In terms of tight, tense writing, Patrick Hamilton's Rope is a winsomely effective piece of work. At least as judged by the standards of 1929, when it was originally written and presented on Broadway (as Rope's End). However, the new revival of the show at the Zipper Theatre reveals that the once taut, edgy play, which inspired a taut, edgy (and somewhat transformed) film version from Alfred Hitchcock, now bears the quaint patina of silent-movie melodrama.
It's not just that the central duo, Brandon (Sam Trammell) and Granillo (Chandler Williams) is ostensibly gay, though Hamilton derives much of his implicit tension from the unstated nature of their relationship. (Director David Warren has literalized this, perhaps too much, by giving the two a lengthy, open-mouthed kiss in the first scene.) This story of the two Oxford undergrads, who strangle a classmate and hide his body in a chest that's central to a party they throw later that night, also requires that the shock of the deed itself be enough to sustain - for over two hours - an atmosphere so thick that you couldn't cut it with a cleaver.
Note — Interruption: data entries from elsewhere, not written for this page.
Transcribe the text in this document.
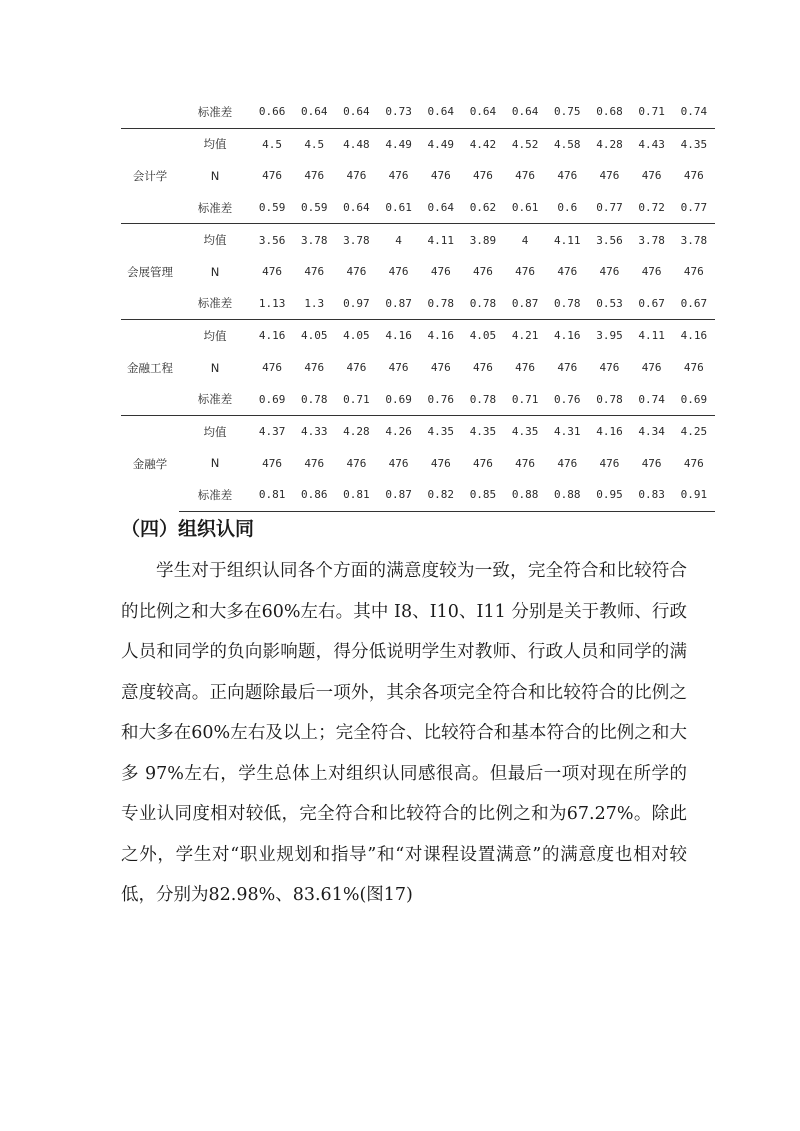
	标准差	0.66	0.64	0.64	0.73	0.64	0.64	0.64	0.75	0.68	0.71	0.74
会计学	均值	4.5	4.5	4.48	4.49	4.49	4.42	4.52	4.58	4.28	4.43	4.35
	N	476	476	476	476	476	476	476	476	476	476	476
	标准差	0.59	0.59	0.64	0.61	0.64	0.62	0.61	0.6	0.77	0.72	0.77
会展管理	均值	3.56	3.78	3.78	4	4.11	3.89	4	4.11	3.56	3.78	3.78
	N	476	476	476	476	476	476	476	476	476	476	476
	标准差	1.13	1.3	0.97	0.87	0.78	0.78	0.87	0.78	0.53	0.67	0.67
金融工程	均值	4.16	4.05	4.05	4.16	4.16	4.05	4.21	4.16	3.95	4.11	4.16
	N	476	476	476	476	476	476	476	476	476	476	476
	标准差	0.69	0.78	0.71	0.69	0.76	0.78	0.71	0.76	0.78	0.74	0.69
金融学	均值	4.37	4.33	4.28	4.26	4.35	4.35	4.35	4.31	4.16	4.34	4.25
	N	476	476	476	476	476	476	476	476	476	476	476
	标准差	0.81	0.86	0.81	0.87	0.82	0.85	0.88	0.88	0.95	0.83	0.91
（四）组织认同

学生对于组织认同各个方面的满意度较为一致，完全符合和比较符合的比例之和大多在60%左右。其中 I8、I10、I11 分别是关于教师、行政人员和同学的负向影响题，得分低说明学生对教师、行政人员和同学的满意度较高。正向题除最后一项外，其余各项完全符合和比较符合的比例之和大多在60%左右及以上；完全符合、比较符合和基本符合的比例之和大多 97%左右，学生总体上对组织认同感很高。但最后一项对现在所学的专业认同度相对较低，完全符合和比较符合的比例之和为67.27%。除此之外，学生对“职业规划和指导”和“对课程设置满意”的满意度也相对较低，分别为82.98%、83.61%(图17)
Today, for better or worse, that jump is harder to make. One can see how, in 1929, this idea might have seemed scandalous, especially given the story's gay element. But today, the more uncomfortably visible features are the endless exposition-burdened opening minutes, an anti-war screed dropped indiscriminately into a discussion of a very different kind of killing (one can't help but wonder if this speech alone inspired this revival), and a droll collection of ornamental English archetypes that take up a lot of stage space and time, but never really do anything. (One, for example, is a butler who only briefly butles; another lives up to her "uncommunicative" description by speaking about 20 words - none of them important - during the whole play.)
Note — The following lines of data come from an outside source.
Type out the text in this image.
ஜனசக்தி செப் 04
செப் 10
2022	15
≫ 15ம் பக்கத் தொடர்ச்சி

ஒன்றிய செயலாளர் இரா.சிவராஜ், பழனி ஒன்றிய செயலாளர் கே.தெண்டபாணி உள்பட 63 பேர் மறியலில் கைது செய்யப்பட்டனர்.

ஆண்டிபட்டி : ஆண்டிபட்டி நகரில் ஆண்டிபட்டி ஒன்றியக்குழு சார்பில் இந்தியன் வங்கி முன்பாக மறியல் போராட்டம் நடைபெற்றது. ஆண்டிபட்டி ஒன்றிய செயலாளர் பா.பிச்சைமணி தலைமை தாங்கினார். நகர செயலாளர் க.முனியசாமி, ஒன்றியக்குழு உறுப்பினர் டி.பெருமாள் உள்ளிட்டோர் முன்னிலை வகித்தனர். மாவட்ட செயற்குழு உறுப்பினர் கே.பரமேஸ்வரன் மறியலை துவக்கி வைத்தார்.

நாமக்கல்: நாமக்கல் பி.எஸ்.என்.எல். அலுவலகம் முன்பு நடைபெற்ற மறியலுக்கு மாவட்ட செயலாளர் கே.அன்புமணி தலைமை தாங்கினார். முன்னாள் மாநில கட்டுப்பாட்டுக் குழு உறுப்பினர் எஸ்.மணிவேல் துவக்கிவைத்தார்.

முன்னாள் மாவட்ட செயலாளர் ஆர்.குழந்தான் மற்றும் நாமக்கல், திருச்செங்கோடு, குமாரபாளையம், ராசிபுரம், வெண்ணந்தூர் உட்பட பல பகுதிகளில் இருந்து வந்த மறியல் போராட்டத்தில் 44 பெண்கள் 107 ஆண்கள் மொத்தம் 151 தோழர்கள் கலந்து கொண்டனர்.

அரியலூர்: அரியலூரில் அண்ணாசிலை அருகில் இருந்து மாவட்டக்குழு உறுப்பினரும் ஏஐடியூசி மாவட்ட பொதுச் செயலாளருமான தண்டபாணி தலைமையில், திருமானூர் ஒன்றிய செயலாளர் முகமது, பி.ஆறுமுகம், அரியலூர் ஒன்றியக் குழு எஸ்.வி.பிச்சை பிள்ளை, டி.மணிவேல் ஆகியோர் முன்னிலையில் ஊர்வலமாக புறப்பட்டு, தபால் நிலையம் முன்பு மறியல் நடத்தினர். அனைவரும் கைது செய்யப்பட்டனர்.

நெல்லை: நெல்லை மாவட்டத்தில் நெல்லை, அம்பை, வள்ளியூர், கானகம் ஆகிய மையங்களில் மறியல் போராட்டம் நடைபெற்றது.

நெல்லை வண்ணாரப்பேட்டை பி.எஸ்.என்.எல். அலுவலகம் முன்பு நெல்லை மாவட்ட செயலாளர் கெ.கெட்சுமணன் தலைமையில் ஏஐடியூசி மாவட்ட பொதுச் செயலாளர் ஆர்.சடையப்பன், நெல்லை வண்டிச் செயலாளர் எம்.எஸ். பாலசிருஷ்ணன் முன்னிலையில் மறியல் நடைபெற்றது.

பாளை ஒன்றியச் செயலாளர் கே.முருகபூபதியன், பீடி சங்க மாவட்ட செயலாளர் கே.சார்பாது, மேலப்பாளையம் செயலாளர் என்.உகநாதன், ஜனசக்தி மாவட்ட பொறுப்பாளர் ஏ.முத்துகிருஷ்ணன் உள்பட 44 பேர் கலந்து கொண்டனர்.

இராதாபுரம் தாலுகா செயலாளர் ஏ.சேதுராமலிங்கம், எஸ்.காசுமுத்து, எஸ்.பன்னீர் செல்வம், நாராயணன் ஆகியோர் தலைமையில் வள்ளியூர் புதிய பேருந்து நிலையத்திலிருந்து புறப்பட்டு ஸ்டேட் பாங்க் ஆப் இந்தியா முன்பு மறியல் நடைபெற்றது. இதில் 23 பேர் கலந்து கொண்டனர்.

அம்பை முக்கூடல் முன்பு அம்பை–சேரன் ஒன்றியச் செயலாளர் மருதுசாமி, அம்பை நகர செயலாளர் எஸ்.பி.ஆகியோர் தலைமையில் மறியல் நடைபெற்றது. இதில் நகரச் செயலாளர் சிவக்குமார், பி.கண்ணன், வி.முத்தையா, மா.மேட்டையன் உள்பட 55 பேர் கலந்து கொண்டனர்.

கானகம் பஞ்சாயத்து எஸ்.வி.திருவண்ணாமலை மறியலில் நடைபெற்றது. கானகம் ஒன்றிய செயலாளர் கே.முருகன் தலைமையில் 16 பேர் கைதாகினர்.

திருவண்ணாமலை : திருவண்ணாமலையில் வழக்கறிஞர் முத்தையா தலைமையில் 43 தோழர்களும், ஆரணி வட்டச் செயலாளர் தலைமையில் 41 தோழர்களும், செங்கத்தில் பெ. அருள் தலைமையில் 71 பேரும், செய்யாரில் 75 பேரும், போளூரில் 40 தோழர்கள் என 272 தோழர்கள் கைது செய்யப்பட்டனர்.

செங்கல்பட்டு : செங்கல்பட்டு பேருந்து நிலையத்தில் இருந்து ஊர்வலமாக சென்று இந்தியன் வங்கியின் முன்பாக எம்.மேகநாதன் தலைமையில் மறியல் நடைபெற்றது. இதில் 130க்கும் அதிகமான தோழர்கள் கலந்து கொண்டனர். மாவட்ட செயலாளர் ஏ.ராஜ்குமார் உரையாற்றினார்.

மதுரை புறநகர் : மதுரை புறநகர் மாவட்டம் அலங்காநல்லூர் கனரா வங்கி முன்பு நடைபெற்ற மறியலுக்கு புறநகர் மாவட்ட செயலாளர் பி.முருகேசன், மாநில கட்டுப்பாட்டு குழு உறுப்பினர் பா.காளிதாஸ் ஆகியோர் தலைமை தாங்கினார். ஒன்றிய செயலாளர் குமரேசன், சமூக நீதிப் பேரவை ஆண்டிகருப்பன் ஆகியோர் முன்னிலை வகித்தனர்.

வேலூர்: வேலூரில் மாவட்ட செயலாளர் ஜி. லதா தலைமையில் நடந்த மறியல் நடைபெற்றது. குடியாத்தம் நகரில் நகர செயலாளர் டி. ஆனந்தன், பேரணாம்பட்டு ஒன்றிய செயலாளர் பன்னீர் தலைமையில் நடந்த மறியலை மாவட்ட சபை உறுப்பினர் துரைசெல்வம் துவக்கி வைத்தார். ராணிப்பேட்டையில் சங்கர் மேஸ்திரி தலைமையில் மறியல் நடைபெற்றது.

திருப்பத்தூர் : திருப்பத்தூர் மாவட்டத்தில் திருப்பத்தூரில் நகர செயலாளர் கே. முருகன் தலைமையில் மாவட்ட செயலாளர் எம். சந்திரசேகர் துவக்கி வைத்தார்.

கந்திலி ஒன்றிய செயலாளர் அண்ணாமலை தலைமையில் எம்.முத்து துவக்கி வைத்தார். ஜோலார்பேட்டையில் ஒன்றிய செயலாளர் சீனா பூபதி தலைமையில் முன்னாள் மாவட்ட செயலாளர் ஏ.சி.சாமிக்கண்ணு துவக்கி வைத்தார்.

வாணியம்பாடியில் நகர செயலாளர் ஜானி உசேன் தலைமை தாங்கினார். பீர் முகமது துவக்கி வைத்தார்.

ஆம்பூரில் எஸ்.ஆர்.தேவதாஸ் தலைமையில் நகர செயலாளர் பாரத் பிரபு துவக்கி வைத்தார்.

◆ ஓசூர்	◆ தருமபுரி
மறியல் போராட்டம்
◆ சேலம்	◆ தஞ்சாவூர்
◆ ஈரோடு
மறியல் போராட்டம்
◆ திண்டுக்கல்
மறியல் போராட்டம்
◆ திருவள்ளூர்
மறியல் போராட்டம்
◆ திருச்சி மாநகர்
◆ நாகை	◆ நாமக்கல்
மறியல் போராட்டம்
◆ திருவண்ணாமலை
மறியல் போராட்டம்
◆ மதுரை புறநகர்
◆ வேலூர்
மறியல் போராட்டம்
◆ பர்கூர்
In today's in-and-out-quick, budget-conscious theatre climate, this play would probably run an intermissionless 90 minutes (this one is nearly two and a half hours, spread across three acts) and be boiled down to its three essential characters, as part of the Less Is More philosophical school. But while playwrights through history, including into modern times, have proven the value of larger casts to place small stories in wider contexts, there's a reason Hamilton isn't listed among the ranks of Eugene O'Neill or Tennessee Williams: The only memorable moments he creates are between Brandon, Granillo, and Rupert Cadell (Zak Orth), the affected, semi-crippled veteran whose sharp eye and sharper mind make him an unexpectedly estimable foil for the two boys.
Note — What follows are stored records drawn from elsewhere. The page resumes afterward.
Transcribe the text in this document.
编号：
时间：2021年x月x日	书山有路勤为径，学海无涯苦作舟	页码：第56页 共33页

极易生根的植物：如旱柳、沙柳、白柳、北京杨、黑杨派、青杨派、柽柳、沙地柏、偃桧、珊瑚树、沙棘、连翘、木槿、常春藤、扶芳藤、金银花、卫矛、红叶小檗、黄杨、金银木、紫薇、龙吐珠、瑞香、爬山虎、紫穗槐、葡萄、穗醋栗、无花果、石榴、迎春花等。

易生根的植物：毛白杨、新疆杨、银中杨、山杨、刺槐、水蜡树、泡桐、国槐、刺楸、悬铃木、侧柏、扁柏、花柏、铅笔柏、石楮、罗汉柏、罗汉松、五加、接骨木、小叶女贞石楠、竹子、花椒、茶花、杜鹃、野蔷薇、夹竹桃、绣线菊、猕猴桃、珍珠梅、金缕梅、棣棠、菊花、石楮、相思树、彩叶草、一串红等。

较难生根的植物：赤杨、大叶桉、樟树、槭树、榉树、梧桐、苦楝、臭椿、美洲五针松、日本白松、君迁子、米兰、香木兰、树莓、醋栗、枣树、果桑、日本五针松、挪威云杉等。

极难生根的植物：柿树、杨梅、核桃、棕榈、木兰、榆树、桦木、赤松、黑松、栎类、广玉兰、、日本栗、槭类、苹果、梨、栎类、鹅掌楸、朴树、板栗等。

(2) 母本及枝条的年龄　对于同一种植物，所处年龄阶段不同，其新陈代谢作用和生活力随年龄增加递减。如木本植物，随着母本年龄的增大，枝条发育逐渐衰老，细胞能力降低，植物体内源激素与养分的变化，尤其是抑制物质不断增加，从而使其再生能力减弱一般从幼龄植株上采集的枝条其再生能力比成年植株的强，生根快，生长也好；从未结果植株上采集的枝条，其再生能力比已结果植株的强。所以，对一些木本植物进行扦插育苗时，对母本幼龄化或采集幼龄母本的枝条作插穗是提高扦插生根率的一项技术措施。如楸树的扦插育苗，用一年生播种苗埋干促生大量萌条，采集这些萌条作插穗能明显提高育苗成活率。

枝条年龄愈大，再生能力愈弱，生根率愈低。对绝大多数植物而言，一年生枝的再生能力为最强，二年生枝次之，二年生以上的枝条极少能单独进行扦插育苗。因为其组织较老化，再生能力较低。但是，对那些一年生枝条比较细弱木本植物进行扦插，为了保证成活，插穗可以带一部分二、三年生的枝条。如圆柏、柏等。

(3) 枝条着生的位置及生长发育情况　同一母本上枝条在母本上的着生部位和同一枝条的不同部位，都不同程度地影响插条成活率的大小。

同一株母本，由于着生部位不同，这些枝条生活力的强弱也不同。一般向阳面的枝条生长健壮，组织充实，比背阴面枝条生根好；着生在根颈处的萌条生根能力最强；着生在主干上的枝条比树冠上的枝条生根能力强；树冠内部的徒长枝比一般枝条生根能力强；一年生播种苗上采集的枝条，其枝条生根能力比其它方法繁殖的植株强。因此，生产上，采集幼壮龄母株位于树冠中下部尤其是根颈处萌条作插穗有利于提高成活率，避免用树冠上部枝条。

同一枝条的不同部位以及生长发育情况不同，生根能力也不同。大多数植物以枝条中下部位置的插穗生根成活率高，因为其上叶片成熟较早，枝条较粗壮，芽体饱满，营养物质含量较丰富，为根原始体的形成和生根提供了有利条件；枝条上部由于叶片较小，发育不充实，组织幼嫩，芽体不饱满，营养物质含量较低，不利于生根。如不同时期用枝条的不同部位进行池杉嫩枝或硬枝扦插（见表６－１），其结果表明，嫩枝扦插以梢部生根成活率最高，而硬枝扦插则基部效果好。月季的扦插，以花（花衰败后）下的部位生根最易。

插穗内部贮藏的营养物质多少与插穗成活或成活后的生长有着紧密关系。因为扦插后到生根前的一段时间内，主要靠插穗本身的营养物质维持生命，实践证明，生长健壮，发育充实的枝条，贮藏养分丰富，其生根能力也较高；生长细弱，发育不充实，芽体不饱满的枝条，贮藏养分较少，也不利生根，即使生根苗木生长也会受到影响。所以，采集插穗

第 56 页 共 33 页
The play eventually thrives on the disquieting unease between the three, but that takes time to develop; we don't get to the meat of their confrontations until the second act. That's half an act too late given the lethargic staging that Warren provides the initial discussions between Brandon and Granillo, Rupert, two dandily social-stepping Brits just destined for each other (John Lavelle and Ginifer King, giving ideally bubbleheaded performances), and the murdered boy's father (Neil Vipond) and seldom-spoken aunt (Lois Markle, whose underutilization is the truly unforgivable crime here).
But once Rupert, Brandon, and Granillo begin their duel, you get a sense of the nail-biting excitement that probably gripped 1929 audiences from the opening scene. True, you'd get even more if Williams behaved more like a scared child drowning his fear in drink and less like a stoned English major pulling a frantic all-nighter, or if Orth unhinged more believably when his own morals are hilariously questioned at the apex of the trio's climactic showdown. But Trammell strikes all the right notes as a self-tarnishing golden boy, whose sense of right and wrong is developed in all the wrong ways.
Costume designer Gregory Gale has designed an impressive array of elegant outfits, which tend to bring out nuances of the supporting characters in ways that Hamilton couldn't. And James Youmans's scenic design, encompassing a barely-there living room loaded with attractive turn-of-the-century accents, highlights the high-versus-low class conflict that's an unspoken but vital aspect of the script.
Hamilton, though, ensured that his dramatic set pieces would trump those of any scenic designer; the arched-eyebrow immediacy of a chest containing a dead body being used as a dining table, for example, is hard to top. But as executed, that moment and many others in Rope have a ridiculous quality about them that challenges the play's effectiveness even as a period piece.
Yes, the subtlety with which Hamilton tells a story about an assault on the perceived heterosexist orthodoxy by two oppressed souls is a refreshing change from the relentlessly in-your-face theatre that's so common today. But in a year that also saw the Off-Broadway premiere of Thrill Me, a new two-man musical about the real Leopold and Loeb (on whom Brandon and Granillo were obviously based) more in line with modern dramatic expectations, it's hard to get too excited about this particular excavation of what's most charitably described as a modern theatrical relic.